The need for quality sexual and reproductive health education to address barriers to girls’ educational outcomes in South Africa

Case Studies & Research
Washington, DC
38 p.

South Africa has made significant strides in enrolling girls in school, particularly at the basic education level, with high gender parity indexes (GPI) at the primary school level. However, the high attrition rate at the secondary level and the poor quality of educational experiences and learning opportunities, for girls in particular, remain areas of concern. Studies have found that of the children who enroll in grade 1, only 50 percent make it to grade 12 with the majority of these children dropping out at the secondary school level.
Research and policy discourses in South Africa often explain the high rates of dropout among high school youth as a function of poverty and poor quality of teaching. These explanations often fail to consider sexual and reproductive health (SRH) as another important factor in adolescent girls dropping out. SRH is commonly defined as the ability to enjoy a satisfying and safe sex life and the capability to bear children and the freedom to decide if, when and how often to do so. The dominant explanations often fail to consider the ways in which socio-cultural norms that subordinate girls negatively affect their SRHRH and, in turn, influence their persistence in and completion of secondary education.

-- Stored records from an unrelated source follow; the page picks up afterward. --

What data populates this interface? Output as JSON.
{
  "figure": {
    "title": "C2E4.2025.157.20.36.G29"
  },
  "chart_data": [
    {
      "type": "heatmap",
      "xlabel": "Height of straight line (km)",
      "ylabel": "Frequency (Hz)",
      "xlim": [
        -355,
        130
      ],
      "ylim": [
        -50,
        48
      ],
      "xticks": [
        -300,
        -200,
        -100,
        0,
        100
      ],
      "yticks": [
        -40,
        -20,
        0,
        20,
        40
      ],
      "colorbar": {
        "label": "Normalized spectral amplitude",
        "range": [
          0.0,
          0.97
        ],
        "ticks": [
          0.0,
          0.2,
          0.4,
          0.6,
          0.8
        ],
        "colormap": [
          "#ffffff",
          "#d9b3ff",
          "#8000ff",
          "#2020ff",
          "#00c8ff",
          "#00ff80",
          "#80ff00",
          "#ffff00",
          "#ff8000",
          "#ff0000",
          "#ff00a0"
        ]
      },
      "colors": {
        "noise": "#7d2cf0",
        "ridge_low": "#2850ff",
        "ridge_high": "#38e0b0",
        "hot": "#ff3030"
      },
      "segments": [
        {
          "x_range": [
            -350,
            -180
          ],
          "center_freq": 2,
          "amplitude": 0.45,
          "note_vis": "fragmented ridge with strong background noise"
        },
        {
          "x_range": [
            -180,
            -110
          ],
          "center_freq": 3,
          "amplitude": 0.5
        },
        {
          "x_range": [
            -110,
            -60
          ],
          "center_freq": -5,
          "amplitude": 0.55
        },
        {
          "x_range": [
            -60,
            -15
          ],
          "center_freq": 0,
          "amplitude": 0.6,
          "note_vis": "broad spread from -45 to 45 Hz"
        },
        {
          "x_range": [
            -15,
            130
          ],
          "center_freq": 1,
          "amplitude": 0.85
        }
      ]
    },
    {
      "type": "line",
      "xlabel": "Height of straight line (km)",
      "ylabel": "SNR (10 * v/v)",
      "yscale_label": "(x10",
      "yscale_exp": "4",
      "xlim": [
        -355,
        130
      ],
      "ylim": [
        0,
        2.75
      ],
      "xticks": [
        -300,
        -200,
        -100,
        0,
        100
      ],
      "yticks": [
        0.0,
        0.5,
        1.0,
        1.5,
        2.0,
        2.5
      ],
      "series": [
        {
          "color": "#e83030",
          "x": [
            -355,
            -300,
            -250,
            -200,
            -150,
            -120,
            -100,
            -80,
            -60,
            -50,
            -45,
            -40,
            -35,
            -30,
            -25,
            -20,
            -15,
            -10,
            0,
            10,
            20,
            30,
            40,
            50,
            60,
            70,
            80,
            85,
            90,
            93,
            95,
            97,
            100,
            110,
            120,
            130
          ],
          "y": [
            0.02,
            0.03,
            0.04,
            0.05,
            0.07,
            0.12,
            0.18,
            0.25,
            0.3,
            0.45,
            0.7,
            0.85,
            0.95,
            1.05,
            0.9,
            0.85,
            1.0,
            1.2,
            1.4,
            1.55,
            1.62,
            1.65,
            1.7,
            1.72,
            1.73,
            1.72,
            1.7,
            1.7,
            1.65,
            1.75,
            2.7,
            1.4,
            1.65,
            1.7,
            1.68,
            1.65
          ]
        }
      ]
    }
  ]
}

This paper examines the complex socio-cultural conditions in which girls and women live and learn (including unequal gender norms, gender-based violence and sexual and reproductive health) and the associated impact on girls’ education, using unplanned teenage pregnancy as an example of a gendered reason for girls dropping out of school. The paper seeks to explore whether an approach to SRHRH education that takes the socio-political environment into consideration could better give girls the skills and resources they need to make informed decisions about their bodies, including whether, how and when to have sex and/or children. Most importantly, could such an approach to SRH education help improve girls’ persistence in school and their educational success?